Beautiful play about art and homosexual love January 16, 2002 5 out of 8 found this review helpful
I like this play because it blends the aesthetic with the dramatic. It's aesthetic because it discusses the great works of literature with the great writers and critics of that time. It's dramatic because this discussion provides an interesting background to an issue that makes difficult the lives of the main characters A.E. Houseman and Oscar Wilde: homosexual love. For Houseman the problem is unrequited love. For Oscar Wilde it is a charge of sodomy.The point of classical scholarship is to study Greek and Latin works-that is the vocation of the scholars in this play. According to Oscar Wilde, to be an "aesthete" means to believe that all beauty emanates from Greek writing and sculpture particularly sculpture of the nude male form. In the play A.E. Houseman and his scholarly contemporaries-Ruskin and Pater--point out that much Latin and Greek poetry was written by one man who was in love with another. What makes the play ironic is how this aspect of these ancient cultures flies in the face of contemporary Victorian mores. To wit: the characters in the play are homosexual and that was a crime in 19th century England. Every work of art must have a point or it's pointless. The point in this play is how the definition of love has come full circle since ancient Greece: what was once socially acceptable, boy love (i.e. pedophilia), is now anathema. And what is at best today grudgingly tolerated, homosexual love, was common practice in ancient Greece at least among the dramatists, poets, and philosophers. Stoppard writes: "Before Plato could describe love, the loved one had to be invented." Hence the title: "Invention of Love". When Houseman died he had been successful in his career but not in his desire for eros: He says "the grave's a fine and private place but none I think there do embrace".

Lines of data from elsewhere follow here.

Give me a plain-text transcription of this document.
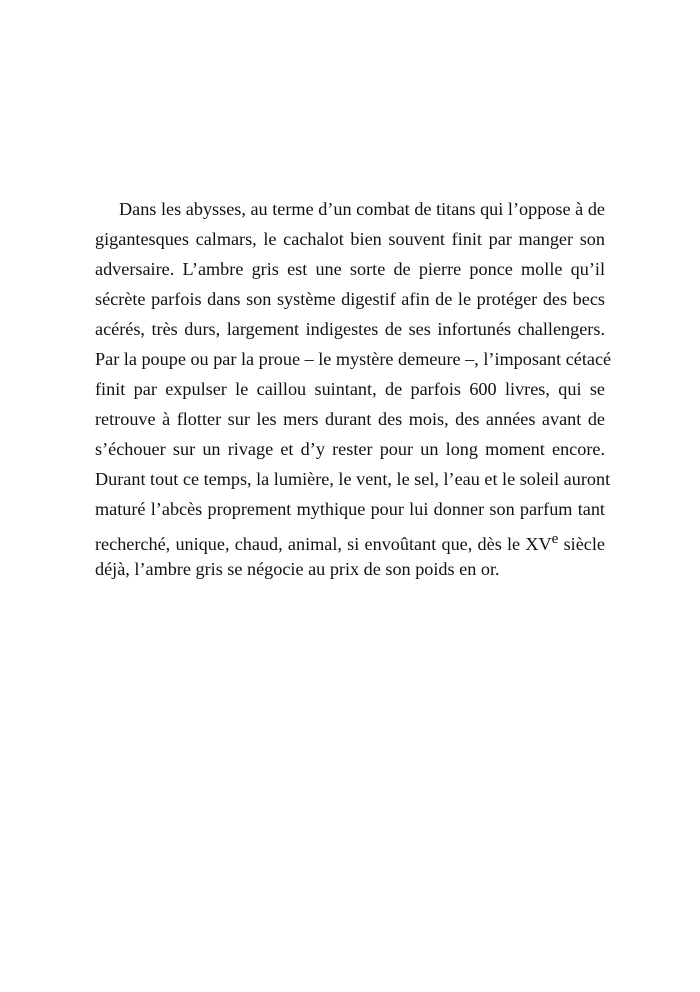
Dans les abysses, au terme d’un combat de titans qui l’oppose à de
gigantesques calmars, le cachalot bien souvent finit par manger son
adversaire. L’ambre gris est une sorte de pierre ponce molle qu’il
sécrète parfois dans son système digestif afin de le protéger des becs
acérés, très durs, largement indigestes de ses infortunés challengers.
Par la poupe ou par la proue – le mystère demeure –, l’imposant cétacé
finit par expulser le caillou suintant, de parfois 600 livres, qui se
retrouve à flotter sur les mers durant des mois, des années avant de
s’échouer sur un rivage et d’y rester pour un long moment encore.
Durant tout ce temps, la lumière, le vent, le sel, l’eau et le soleil auront
maturé l’abcès proprement mythique pour lui donner son parfum tant
recherché, unique, chaud, animal, si envoûtant que, dès le XVe siècle
déjà, l’ambre gris se négocie au prix de son poids en or.
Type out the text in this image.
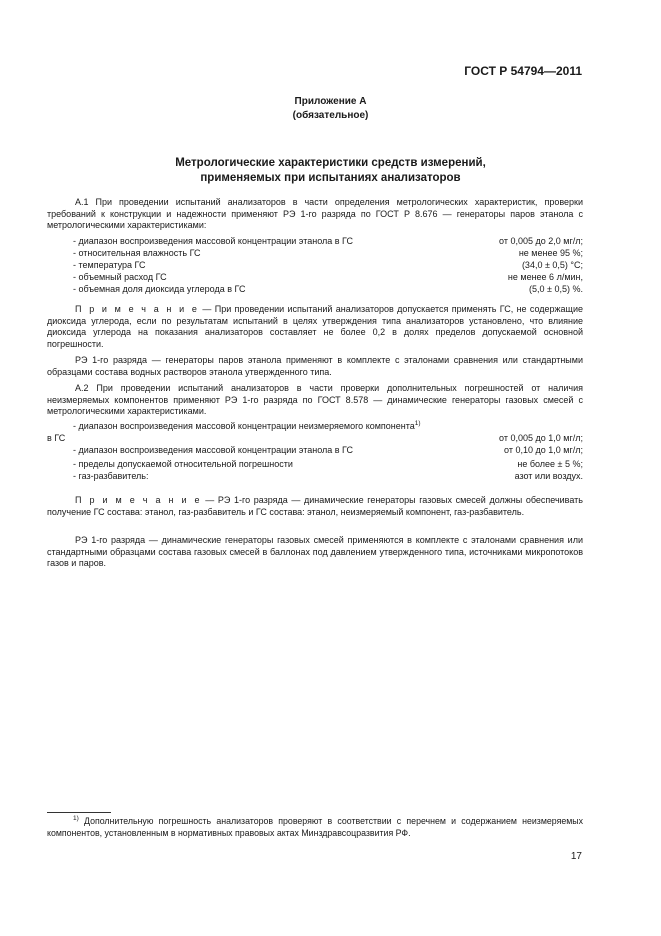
ГОСТ Р 54794—2011
Приложение А
(обязательное)
Метрологические характеристики средств измерений,
применяемых при испытаниях анализаторов
А.1 При проведении испытаний анализаторов в части определения метрологических характеристик, проверки требований к конструкции и надежности применяют РЭ 1-го разряда по ГОСТ Р 8.676 — генераторы паров этанола с метрологическими характеристиками:
- диапазон воспроизведения массовой концентрации этанола в ГС	от 0,005 до 2,0 мг/л;
- относительная влажность ГС	не менее 95 %;
- температура ГС	(34,0 ± 0,5) °С;
- объемный расход ГС	не менее 6 л/мин,
- объемная доля диоксида углерода в ГС	(5,0 ± 0,5) %.
П р и м е ч а н и е — При проведении испытаний анализаторов допускается применять ГС, не содержащие диоксида углерода, если по результатам испытаний в целях утверждения типа анализаторов установлено, что влияние диоксида углерода на показания анализаторов составляет не более 0,2 в долях пределов допускаемой основной погрешности.
РЭ 1-го разряда — генераторы паров этанола применяют в комплекте с эталонами сравнения или стандартными образцами состава водных растворов этанола утвержденного типа.
А.2 При проведении испытаний анализаторов в части проверки дополнительных погрешностей от наличия неизмеряемых компонентов применяют РЭ 1-го разряда по ГОСТ 8.578 — динамические генераторы газовых смесей с метрологическими характеристиками.
- диапазон воспроизведения массовой концентрации неизмеряемого компонента$^{1)}$
в ГС	от 0,005 до 1,0 мг/л;
- диапазон воспроизведения массовой концентрации этанола в ГС	от 0,10 до 1,0 мг/л;
- пределы допускаемой относительной погрешности	не более ± 5 %;
- газ-разбавитель:	азот или воздух.
П р и м е ч а н и е — РЭ 1-го разряда — динамические генераторы газовых смесей должны обеспечивать получение ГС состава: этанол, газ-разбавитель и ГС состава: этанол, неизмеряемый компонент, газ-разбавитель.
РЭ 1-го разряда — динамические генераторы газовых смесей применяются в комплекте с эталонами сравнения или стандартными образцами состава газовых смесей в баллонах под давлением утвержденного типа, источниками микропотоков газов и паров.
$^{1)}$ Дополнительную погрешность анализаторов проверяют в соответствии с перечнем и содержанием неизмеряемых компонентов, установленным в нормативных правовых актах Минздравсоцразвития РФ.
17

the king of the erudites January 13, 2002 3 out of 26 found this review helpful
Warning: This play is nothing like R&G Are Dead or Arcadia. The Invention of Love is boring, erudite, and trifling. The constant referencing of Classical poetry is painful to wade through. The concept behind the play is interesting but the execution is directionless and unengaging. There isn't a single line of dialogue that doesn't include italized Latin squashed into an otherwise strong sentence. Surely there is merit to using Latin but Stoppard overdoes it and as a result, the play is worthlessly pedantic. I wouldn't recommend it to my mortal enemy.